Huge victory for Goldsmiths students as Uni accepts divestment demand and more

by Yakel1

3 comments
  1. Details from the twitter thread:

    >1 Divestment

    >Goldsmiths have agreed to a new ethical investment policy + switching fund manager. @Gold4Palestine
    will also present evidence at the uni’s finance committee.

    >Goldsmiths will also review Candida Gertler’s honorary fellowship due to her ties with occupation.

    >2 Statement on Genocide

    >Goldsmiths will release a collaborative statement between management, @Gold4Palestine
    and the student union.

    >Goldsmiths has also agreed to write to the UK government and the local MP to call for a ceasefire and support rebuilding education in Gaza.

    >3 IHRA Definition

    >Goldsmiths will conduct a review of the IHRA definition, independent of the ongoing antisemitism inquiry, as soon as possible.

    >4 Palestinian Scholarships

    >Goldsmiths will introduce undergraduate scholarships for Palestinian students + an additional fully funded postgraduate scholarship will be implemented from this year.

    >This will be the only undergraduate Palestinian scholarship offered in Britain!

    >5 Protect the Right to Protest

    >Goldsmiths conceded that protest guidelines were a direct response to Palestine protests and will review them to protect Muslim students.

    >Body worn camera policies will be implemented so students can’t be filmed without their knowledge

    >6 Immortalise the Student Occupation

    >One of the lecture theatres that students occupied in the media department will be renamed after Shireen Abu-Akleh.

    >The @Gold4Palestine
    occupation will also be memorialised in an exhibition wall in the Professor Stuart Hall Building.

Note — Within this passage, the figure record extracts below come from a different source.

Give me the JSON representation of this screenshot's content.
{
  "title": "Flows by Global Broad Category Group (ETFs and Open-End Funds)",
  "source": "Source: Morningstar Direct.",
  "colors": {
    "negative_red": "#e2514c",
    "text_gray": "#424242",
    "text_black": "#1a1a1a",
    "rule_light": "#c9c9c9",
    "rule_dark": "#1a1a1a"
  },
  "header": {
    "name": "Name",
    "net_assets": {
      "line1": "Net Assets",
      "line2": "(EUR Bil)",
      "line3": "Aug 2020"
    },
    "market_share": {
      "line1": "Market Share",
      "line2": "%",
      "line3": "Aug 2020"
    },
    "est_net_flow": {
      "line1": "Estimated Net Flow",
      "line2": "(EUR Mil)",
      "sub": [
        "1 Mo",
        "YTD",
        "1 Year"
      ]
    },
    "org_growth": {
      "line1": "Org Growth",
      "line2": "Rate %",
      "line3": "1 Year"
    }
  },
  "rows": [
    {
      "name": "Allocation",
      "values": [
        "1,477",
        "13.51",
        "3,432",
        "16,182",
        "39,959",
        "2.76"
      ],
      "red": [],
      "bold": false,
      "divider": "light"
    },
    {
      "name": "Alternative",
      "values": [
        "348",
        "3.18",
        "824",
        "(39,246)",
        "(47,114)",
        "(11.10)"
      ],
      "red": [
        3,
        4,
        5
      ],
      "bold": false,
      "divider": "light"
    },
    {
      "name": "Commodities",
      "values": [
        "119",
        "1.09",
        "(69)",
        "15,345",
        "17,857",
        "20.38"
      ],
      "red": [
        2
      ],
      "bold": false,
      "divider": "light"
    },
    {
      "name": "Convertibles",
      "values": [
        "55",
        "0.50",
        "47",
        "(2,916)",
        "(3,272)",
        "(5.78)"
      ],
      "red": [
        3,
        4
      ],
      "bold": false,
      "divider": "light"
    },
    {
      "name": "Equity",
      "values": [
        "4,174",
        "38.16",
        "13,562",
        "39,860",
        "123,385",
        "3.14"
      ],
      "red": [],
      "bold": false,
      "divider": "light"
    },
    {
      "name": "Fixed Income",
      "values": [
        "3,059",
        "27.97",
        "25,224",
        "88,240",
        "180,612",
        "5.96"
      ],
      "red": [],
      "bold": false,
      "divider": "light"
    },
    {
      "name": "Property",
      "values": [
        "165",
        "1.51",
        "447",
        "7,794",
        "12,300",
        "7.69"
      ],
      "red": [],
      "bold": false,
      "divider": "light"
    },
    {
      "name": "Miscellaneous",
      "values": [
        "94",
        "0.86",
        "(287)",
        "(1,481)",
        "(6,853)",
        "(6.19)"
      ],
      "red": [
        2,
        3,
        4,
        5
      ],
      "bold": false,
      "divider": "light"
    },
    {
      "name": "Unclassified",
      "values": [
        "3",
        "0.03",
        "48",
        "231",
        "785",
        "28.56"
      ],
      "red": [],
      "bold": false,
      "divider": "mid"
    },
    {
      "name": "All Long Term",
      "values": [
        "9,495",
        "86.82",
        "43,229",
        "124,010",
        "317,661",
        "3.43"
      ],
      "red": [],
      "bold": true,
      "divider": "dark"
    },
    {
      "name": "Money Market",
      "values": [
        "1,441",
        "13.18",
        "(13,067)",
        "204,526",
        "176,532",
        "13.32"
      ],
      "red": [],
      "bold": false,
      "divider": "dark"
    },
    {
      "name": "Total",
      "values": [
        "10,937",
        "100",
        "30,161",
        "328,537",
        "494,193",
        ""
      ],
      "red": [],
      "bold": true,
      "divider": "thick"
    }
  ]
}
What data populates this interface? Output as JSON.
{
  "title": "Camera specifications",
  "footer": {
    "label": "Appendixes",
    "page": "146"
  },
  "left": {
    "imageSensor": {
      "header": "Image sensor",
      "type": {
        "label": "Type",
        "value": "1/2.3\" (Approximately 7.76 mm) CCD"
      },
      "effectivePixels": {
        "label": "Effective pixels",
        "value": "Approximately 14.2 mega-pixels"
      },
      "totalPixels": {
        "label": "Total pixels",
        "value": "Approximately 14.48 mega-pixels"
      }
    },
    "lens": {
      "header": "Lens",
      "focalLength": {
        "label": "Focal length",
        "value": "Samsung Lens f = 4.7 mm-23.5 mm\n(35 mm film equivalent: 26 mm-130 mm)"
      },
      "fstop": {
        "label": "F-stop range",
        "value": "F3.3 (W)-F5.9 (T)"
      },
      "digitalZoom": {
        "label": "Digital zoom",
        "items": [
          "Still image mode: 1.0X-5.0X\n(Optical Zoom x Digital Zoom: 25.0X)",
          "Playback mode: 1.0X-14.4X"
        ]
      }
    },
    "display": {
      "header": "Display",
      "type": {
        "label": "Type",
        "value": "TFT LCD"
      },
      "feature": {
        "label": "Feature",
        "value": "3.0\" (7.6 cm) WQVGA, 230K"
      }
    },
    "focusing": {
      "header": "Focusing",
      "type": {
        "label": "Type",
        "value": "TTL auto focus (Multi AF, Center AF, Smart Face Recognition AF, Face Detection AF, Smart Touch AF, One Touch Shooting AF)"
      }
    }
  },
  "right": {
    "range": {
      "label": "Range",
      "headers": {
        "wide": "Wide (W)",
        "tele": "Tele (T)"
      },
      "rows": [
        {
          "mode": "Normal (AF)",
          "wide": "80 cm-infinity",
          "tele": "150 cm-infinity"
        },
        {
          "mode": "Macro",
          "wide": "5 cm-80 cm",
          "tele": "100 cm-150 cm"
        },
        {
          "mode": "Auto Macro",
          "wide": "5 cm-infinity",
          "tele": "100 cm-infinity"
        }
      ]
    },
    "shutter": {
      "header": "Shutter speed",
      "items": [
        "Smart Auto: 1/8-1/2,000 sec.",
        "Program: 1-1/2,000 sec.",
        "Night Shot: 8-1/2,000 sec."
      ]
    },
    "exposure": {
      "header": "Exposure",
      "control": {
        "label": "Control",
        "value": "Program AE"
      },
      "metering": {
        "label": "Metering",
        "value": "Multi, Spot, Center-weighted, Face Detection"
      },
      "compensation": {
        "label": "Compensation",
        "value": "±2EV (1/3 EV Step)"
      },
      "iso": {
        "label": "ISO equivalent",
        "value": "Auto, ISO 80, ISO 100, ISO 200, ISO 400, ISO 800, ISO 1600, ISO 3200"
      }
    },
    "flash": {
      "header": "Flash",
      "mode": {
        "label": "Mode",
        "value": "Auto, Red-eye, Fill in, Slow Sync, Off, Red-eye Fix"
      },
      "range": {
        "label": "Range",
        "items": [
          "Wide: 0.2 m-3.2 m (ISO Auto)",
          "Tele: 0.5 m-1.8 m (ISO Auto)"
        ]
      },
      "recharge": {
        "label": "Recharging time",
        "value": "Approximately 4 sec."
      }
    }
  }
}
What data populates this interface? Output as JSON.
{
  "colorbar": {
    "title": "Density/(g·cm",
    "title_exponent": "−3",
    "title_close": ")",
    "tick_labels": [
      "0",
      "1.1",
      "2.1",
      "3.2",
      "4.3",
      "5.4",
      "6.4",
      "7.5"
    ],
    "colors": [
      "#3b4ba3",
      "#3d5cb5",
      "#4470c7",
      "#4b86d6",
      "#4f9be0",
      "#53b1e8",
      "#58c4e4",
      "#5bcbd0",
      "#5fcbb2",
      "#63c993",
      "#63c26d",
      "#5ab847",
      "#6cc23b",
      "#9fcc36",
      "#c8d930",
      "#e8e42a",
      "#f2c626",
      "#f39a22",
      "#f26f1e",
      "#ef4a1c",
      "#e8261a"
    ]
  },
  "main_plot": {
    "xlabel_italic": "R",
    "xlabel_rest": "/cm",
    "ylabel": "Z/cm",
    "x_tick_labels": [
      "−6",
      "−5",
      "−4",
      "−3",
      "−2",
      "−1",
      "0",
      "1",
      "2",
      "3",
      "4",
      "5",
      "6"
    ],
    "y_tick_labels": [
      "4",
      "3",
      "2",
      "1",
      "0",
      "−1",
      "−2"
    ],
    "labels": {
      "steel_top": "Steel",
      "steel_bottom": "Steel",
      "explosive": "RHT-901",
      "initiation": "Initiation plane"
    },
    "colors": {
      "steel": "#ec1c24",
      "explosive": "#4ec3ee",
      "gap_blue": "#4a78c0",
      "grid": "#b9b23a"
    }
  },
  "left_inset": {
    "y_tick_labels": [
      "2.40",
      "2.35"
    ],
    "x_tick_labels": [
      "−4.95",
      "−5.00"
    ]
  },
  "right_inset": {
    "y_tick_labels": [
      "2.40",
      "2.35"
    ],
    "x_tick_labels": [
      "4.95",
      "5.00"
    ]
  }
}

    Good to see a university hearing and making steps to reflect the views of its student body. “Immortalising the occupation” seems a bit silly honestly though. Can’t see anyone but the most ardent war hawks really objecting to point 1; seems glaringly obvious that our liberal arts institutions shouldn’t be accepting money from Netenyahu cronies or Israeli state agencies during an illegal occupation. Likewise 4 & 5 pretty self evidently good. 3 I think will be controversial but personally it’s a relief to see some movement away from the definition of antisemitism as things like “claiming that the existence of a State of Israel is a racist endeavor” and “Drawing comparisons of contemporary Israeli policy to that of the Nazis”. The IHRA and other similar definitions deliberately conflate Jewishness and Israel to use one as a shield for the other. It undermines labeling genuine instances of antisemitism as such, and does the very thing it claims *is itself a form of antisemitism* by making Jews accountable for the actions of Israel.